Please check out our myspace and facebook pages, or create a soundclick account to download the entire "Tantric Skrimshaw" album for free!

Wednesday, February 13, 2008

One Myth on 42nd st part 2


Did you read the beginning of this blog? Check out the story of the first dream.

Did you read the first dream? Whadayadoin? Go back and check it out why don't ya?!

Now that you've read about the first dream, you might want to check out Part 1 of the "One Myth" mural project (if you haven't already).

Okay. Good. That vision of the spiral of light from the first dream is the central image for this mural on 42nd st. It's also the middle of the eye of god, which is the larger central image for the One Myth. Joseph Campbell, the great American mythic historian, pointed to this one myth as the arrival point of all mythologies through the whole world. He believed that what separated one culture from another throughout the globe was language, and language based on the mythological creation stories each culture would tell itself to explain where it came from, what purpose its customs and rituals had, etc. He thought (and I'm paraphrasing here) that these separate language and creation tales caused much of the social unrest and warfare between cultures throughout the globe; for while each culture had its stories of its origins and an inkling of the oneness that should connect us all, the stories themselves conflicted with the next culture's creation myths, and this conflict sparked the experience of the other, the stranger, the enemy--essentially, misunderstanding. Campbell stated that in order for the humanity to know peace, we should essentially manifest a single story, One Myth, that explains origins of all life as we know it (and don't know it, says I).

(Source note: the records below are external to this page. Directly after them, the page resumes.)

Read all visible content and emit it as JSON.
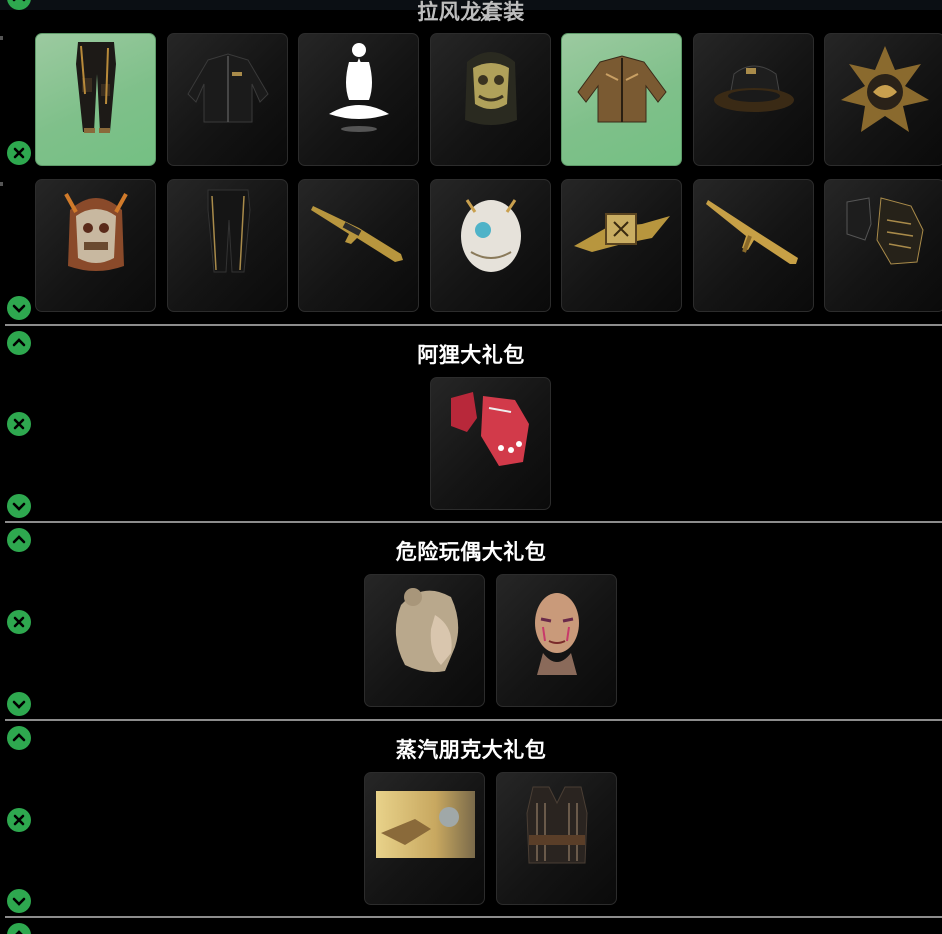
{
  "close_symbol": "×",
  "sections": [
    {
      "title": "拉风龙套装",
      "items": [
        {
          "name": "dragon-pants",
          "icon": "pants-icon"
        },
        {
          "name": "black-jacket",
          "icon": "jacket-icon"
        },
        {
          "name": "meditation-emote",
          "icon": "meditate-icon"
        },
        {
          "name": "gold-dragon-backpack",
          "icon": "backpack-icon"
        },
        {
          "name": "gold-leather-jacket",
          "icon": "jacket-icon"
        },
        {
          "name": "bucket-hat",
          "icon": "hat-icon"
        },
        {
          "name": "dragon-spray",
          "icon": "emblem-icon"
        },
        {
          "name": "dragon-face-backpack",
          "icon": "backpack-icon"
        },
        {
          "name": "black-track-pants",
          "icon": "pants-icon"
        },
        {
          "name": "gold-rifle",
          "icon": "rifle-icon"
        },
        {
          "name": "white-dragon-backpack",
          "icon": "backpack-icon"
        },
        {
          "name": "dragon-nameplate",
          "icon": "plate-icon"
        },
        {
          "name": "gold-ak-rifle",
          "icon": "rifle-icon"
        },
        {
          "name": "gold-gloves",
          "icon": "gloves-icon"
        }
      ]
    },
    {
      "title": "阿狸大礼包",
      "items": [
        {
          "name": "red-gloves",
          "icon": "gloves-icon"
        }
      ]
    },
    {
      "title": "危险玩偶大礼包",
      "items": [
        {
          "name": "blonde-hair",
          "icon": "hair-icon"
        },
        {
          "name": "face-paint",
          "icon": "face-icon"
        }
      ]
    },
    {
      "title": "蒸汽朋克大礼包",
      "items": [
        {
          "name": "steampunk-loading-screen",
          "icon": "image-icon"
        },
        {
          "name": "steampunk-vest",
          "icon": "vest-icon"
        }
      ]
    }
  ],
  "colors": {
    "control_green": "#2ea84f",
    "selected_card": "#7fc08a",
    "card_dark": "#141414",
    "divider": "#8c8c8c"
  }
}
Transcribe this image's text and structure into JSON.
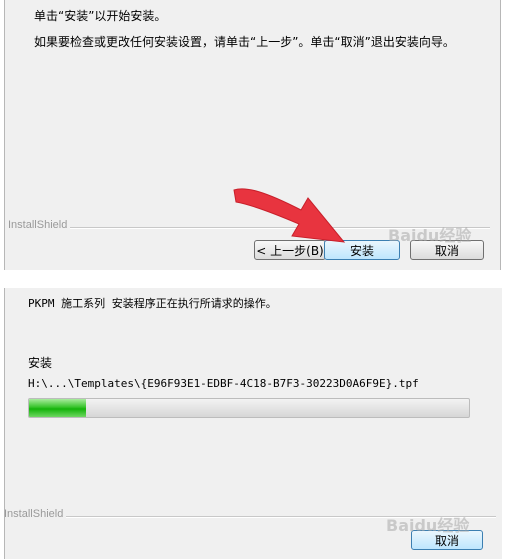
{
  "top_dialog": {
    "line1": "单击“安装”以开始安装。",
    "line2": "如果要检查或更改任何安装设置，请单击“上一步”。单击“取消”退出安装向导。",
    "brand": "InstallShield",
    "buttons": {
      "back": "< 上一步(B)",
      "install": "安装",
      "cancel": "取消"
    }
  },
  "bottom_dialog": {
    "status": "PKPM 施工系列 安装程序正在执行所请求的操作。",
    "phase": "安装",
    "file_path": "H:\\...\\Templates\\{E96F93E1-EDBF-4C18-B7F3-30223D0A6F9E}.tpf",
    "progress": 0.13,
    "brand": "InstallShield",
    "cancel": "取消"
  },
  "watermark": "Baidu经验",
  "colors": {
    "arrow": "#e8343f",
    "progress_fill": "#22b814",
    "focus_border": "#3c7fb1"
  },
  "icons": [
    "red-arrow-annotation-icon"
  ]
}
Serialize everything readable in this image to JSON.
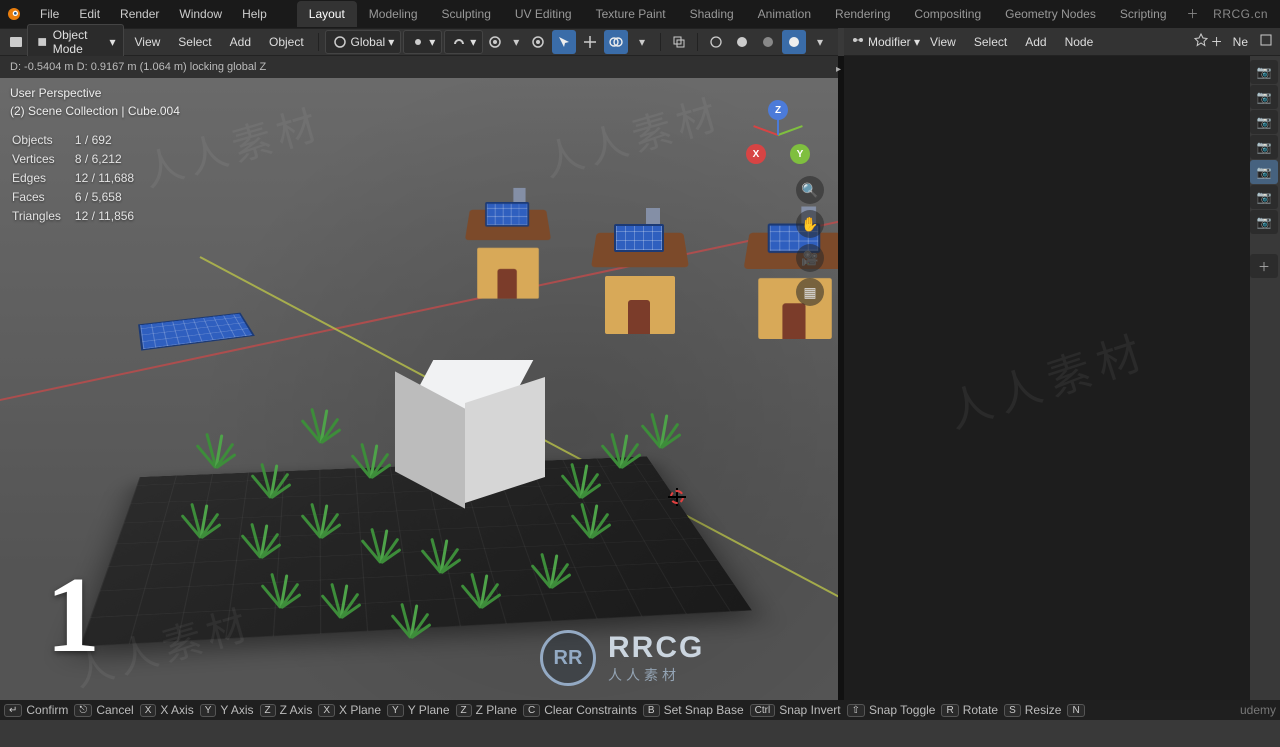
{
  "brand": "RRCG.cn",
  "menus": {
    "file": "File",
    "edit": "Edit",
    "render": "Render",
    "window": "Window",
    "help": "Help"
  },
  "tabs": [
    "Layout",
    "Modeling",
    "Sculpting",
    "UV Editing",
    "Texture Paint",
    "Shading",
    "Animation",
    "Rendering",
    "Compositing",
    "Geometry Nodes",
    "Scripting"
  ],
  "active_tab": "Layout",
  "viewport_header": {
    "mode": "Object Mode",
    "menus": [
      "View",
      "Select",
      "Add",
      "Object"
    ],
    "orientation": "Global"
  },
  "node_header": {
    "dropdown": "Modifier",
    "menus": [
      "View",
      "Select",
      "Add",
      "Node"
    ],
    "right_label": "Ne"
  },
  "status_line": "D: -0.5404 m   D: 0.9167 m (1.064 m) locking global Z",
  "overlay": {
    "perspective": "User Perspective",
    "collection": "(2) Scene Collection | Cube.004"
  },
  "stats": {
    "Objects": "1 / 692",
    "Vertices": "8 / 6,212",
    "Edges": "12 / 11,688",
    "Faces": "6 / 5,658",
    "Triangles": "12 / 11,856"
  },
  "big_number": "1",
  "gizmo": {
    "x": "X",
    "y": "Y",
    "z": "Z"
  },
  "logo": {
    "badge": "RR",
    "title": "RRCG",
    "subtitle": "人人素材"
  },
  "bottom": {
    "confirm": "Confirm",
    "cancel": "Cancel",
    "xaxis": "X Axis",
    "yaxis": "Y Axis",
    "zaxis": "Z Axis",
    "xplane": "X Plane",
    "yplane": "Y Plane",
    "zplane": "Z Plane",
    "clear": "Clear Constraints",
    "snapbase": "Set Snap Base",
    "snapinv": "Snap Invert",
    "snaptog": "Snap Toggle",
    "rotate": "Rotate",
    "resize": "Resize",
    "udemy": "udemy"
  },
  "bottom_keys": {
    "confirm": "↵",
    "cancel": "⎋",
    "x": "X",
    "y": "Y",
    "z": "Z",
    "xp": "X",
    "yp": "Y",
    "zp": "Z",
    "c": "C",
    "b": "B",
    "ctrl": "Ctrl",
    "shift": "⇧",
    "r": "R",
    "s": "S",
    "n": "N"
  }
}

The Lakota medicine man Black Elk, who survived the battle of Little Big Horn (Custer's last stand) in the 1800s, had a vision as a young boy that would define his life and marked him as a healer and shaman. As far as I can remember, Black Elk lay in a Coma for many days, while in the spirit world he spoke with many Grandfathers, spirit elders, who showed him four roads that represented the peoples of the world and fates of humanity. Black elk spent his life watching the decimation of his people while trying to find a way to heal the sacred wheel of life, which had been broken.

I once attended a Star Visions conference in Estes Park, Colorado, organized by Lakota medicine men, where they taught a series of spiritual symbols given to them by extraterrestrials. It was a far out experience, really mind blowing, people from all over came with stories of ETs, healing methods, ancient rituals. I'll talk more about this conference at another point in the blog, ( I need to do a little research through my notes so I can remember this stuff properly).
After returning from the conference to my temporary home in an anarchist's apartment in San Francisco, I had a dream of a single, Egyptian-looking eye, floating in a bed of fire. It felt distinctly different from a normal dream, more of a vision, a message from the spirit world, the single eye of the Universe.

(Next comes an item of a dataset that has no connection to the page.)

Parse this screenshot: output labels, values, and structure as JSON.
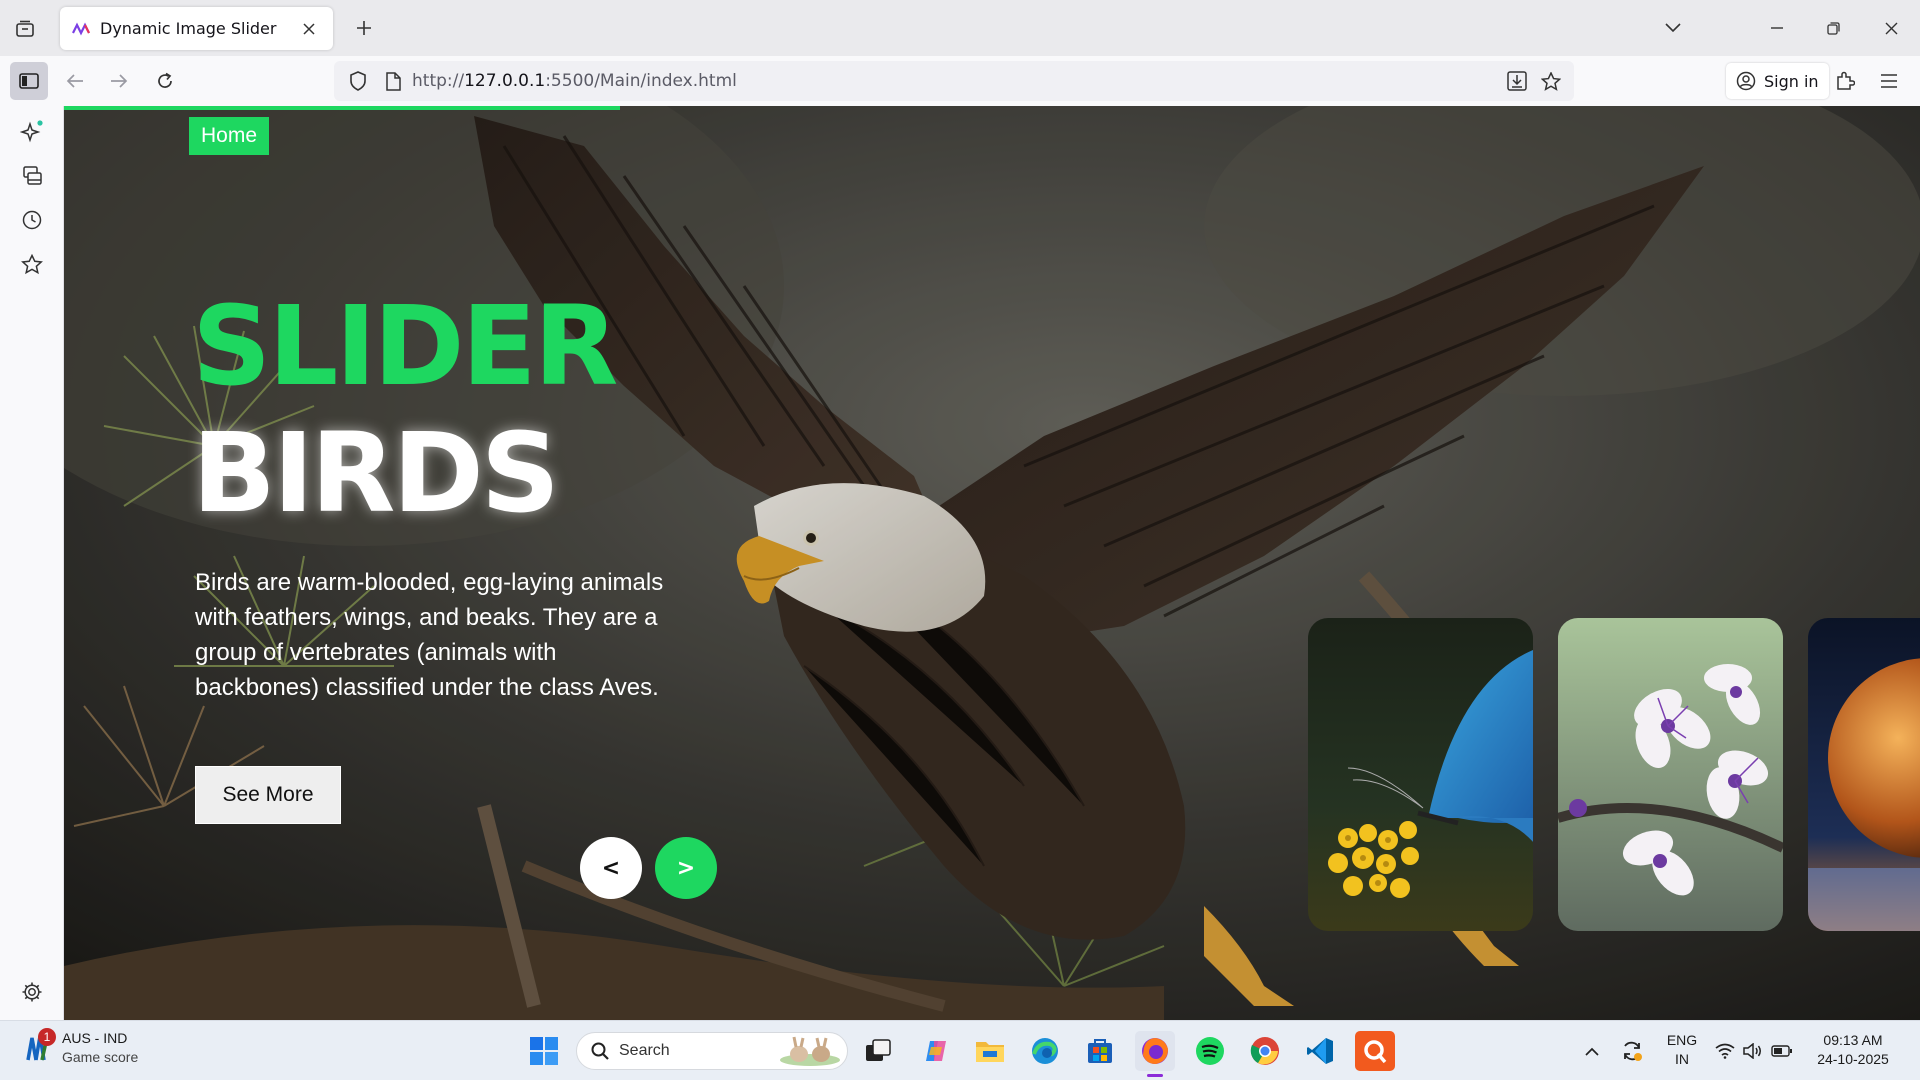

These visions were the basis for the One Myth structure. Since I was painting on 42nd st, I figured I'd go out of my way to create a message I thought would be beneficial for people to see, being that there are so many people there from all over the globe. This would be my message to the world.

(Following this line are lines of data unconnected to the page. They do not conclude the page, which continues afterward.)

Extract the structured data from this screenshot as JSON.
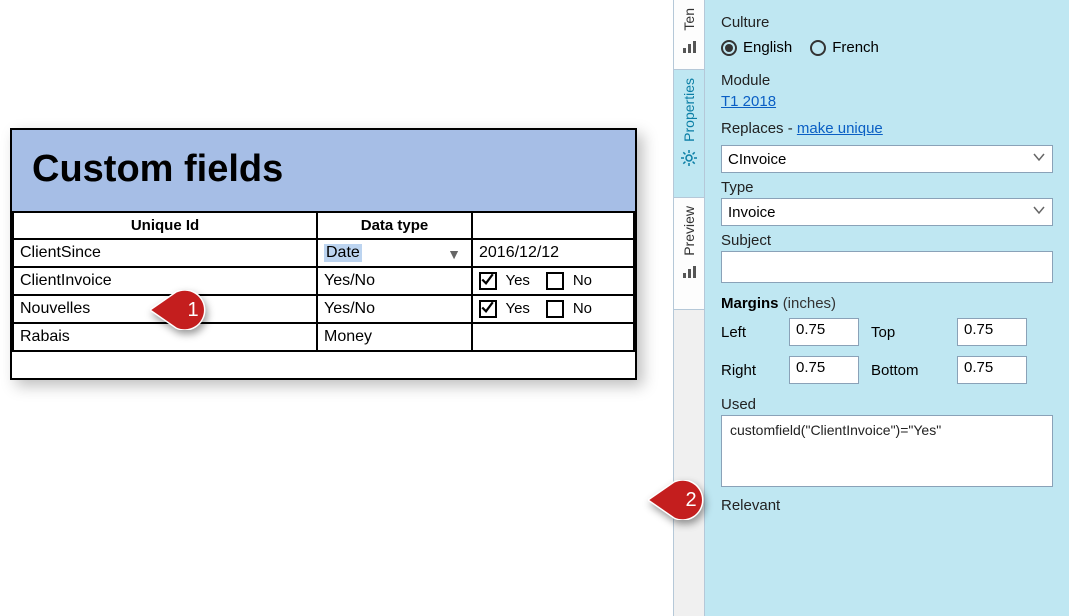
{
  "leftPanel": {
    "title": "Custom fields",
    "headers": [
      "Unique Id",
      "Data type",
      ""
    ],
    "rows": [
      {
        "id": "ClientSince",
        "type": "Date",
        "type_selected": true,
        "value": "2016/12/12"
      },
      {
        "id": "ClientInvoice",
        "type": "Yes/No",
        "yes": "Yes",
        "no": "No",
        "yes_checked": true,
        "no_checked": false
      },
      {
        "id": "Nouvelles",
        "type": "Yes/No",
        "yes": "Yes",
        "no": "No",
        "yes_checked": true,
        "no_checked": false
      },
      {
        "id": "Rabais",
        "type": "Money",
        "value": ""
      }
    ]
  },
  "callouts": {
    "one": "1",
    "two": "2"
  },
  "tabs": {
    "ten": "Ten",
    "properties": "Properties",
    "preview": "Preview"
  },
  "props": {
    "culture_label": "Culture",
    "culture_english": "English",
    "culture_french": "French",
    "module_label": "Module",
    "module_link": "T1 2018",
    "replaces_label": "Replaces - ",
    "replaces_link": "make unique",
    "replaces_value": "CInvoice",
    "type_label": "Type",
    "type_value": "Invoice",
    "subject_label": "Subject",
    "subject_value": "",
    "margins_label": "Margins",
    "margins_unit": "(inches)",
    "left_label": "Left",
    "left_value": "0.75",
    "top_label": "Top",
    "top_value": "0.75",
    "right_label": "Right",
    "right_value": "0.75",
    "bottom_label": "Bottom",
    "bottom_value": "0.75",
    "used_label": "Used",
    "used_expr": "customfield(\"ClientInvoice\")=\"Yes\"",
    "relevant_label": "Relevant"
  }
}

As you look at these details of the mural, you'll find Black Elk's 4 roads, as well as the grandfathers. You'll find peoples from all cultures worldwide. You'll find the duality of day and night, earth and moon, male and female, a duality which I believe is an illusory structure of the mind that represents the movement of creation itself. You'll find the eye of God, resting on matter, containing the four elements, as well as the fifth element, spirit. And you'll find spirit, creating the peoples of the world from light, something from nothing, the many from the One.

And you'll find a tree on the moon.

You'll also notice that everyone in the painting is sleeping. Their eyes are closed. They are dreaming their way into reality.

Consequently, the whole time I was painting this mural, I knew the building was going to be torn down within a year. And it was. I think they're still building a Bank of America where the One Myth once stood.